Integration Topology

Trust Zones:

  • public -> API Gateway / Agent endpoints (JWT auth)
  • internal -> MLflow, Vault, Observability, CI/CD
  • secure -> Signing keys, OPA policies, SBOM registry

Secrets Flow:

  1. Vault issues short-lived tokens for APIs and CI/CD.
  2. Services retrieve secrets dynamically via OIDC or AppRole.
  3. No static keys or .env files under version control.

Network Summary:

Service Port Description
Grafana 3000 Observability UI
Loki 3100 Logs ingestion
OTel Collector 4317 / 4318 Telemetry input
Vault 8200 Secrets API
Caddy 80 / 443 Reverse proxy

Development Lifecycle

Flow Overview:

Code -> Lint/Test -> SBOM -> Scan -> Sign -> Deploy -> Monitor -> Feedback -> Retrain

Stages:

  1. Code & Commit -> pre-commit hooks enforce lint, typing, and secret scan.
  2. CI Build -> SBOM generation (Syft) + scanning (Trivy).
  3. Policy Gate -> OPA checks; fail if HIGH/CRITICAL unwaived.
  4. Sign & Release -> Cosign signature, Git tag, changelog update.
  5. Deploy -> Compose or K8s.
  6. Monitor -> OTel + Grafana dashboards.
  7. Feedback Loop -> retraining, adversarial testing, or model updates.

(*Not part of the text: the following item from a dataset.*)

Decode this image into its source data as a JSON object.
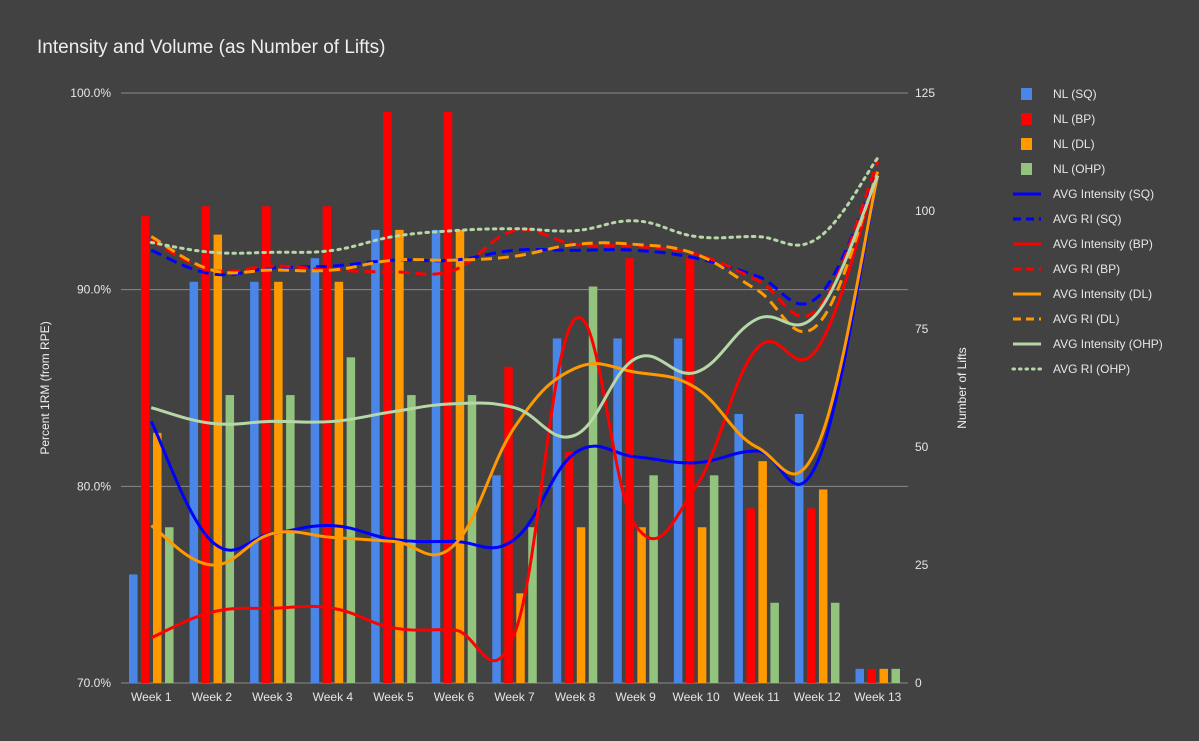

Versioning: Semantic (v<major>.<minor>.<patch>)

Future Expansion

Planned Enhancements:

  • Containerized K8s Helm deployment
  • SOC Integration: alert triage bot and LLM-driven response workflows
  • Compliance-as-code via Open Policy Agent extensions
  • Distributed tracing with Grafana Tempo
  • Public documentation site via MkDocs or Docusaurus

Long-term Goals:

  • Demonstrate full AI security lifecycle: design -> defense -> detection -> governance
  • Publish the architecture as a public reference for secure MLOps.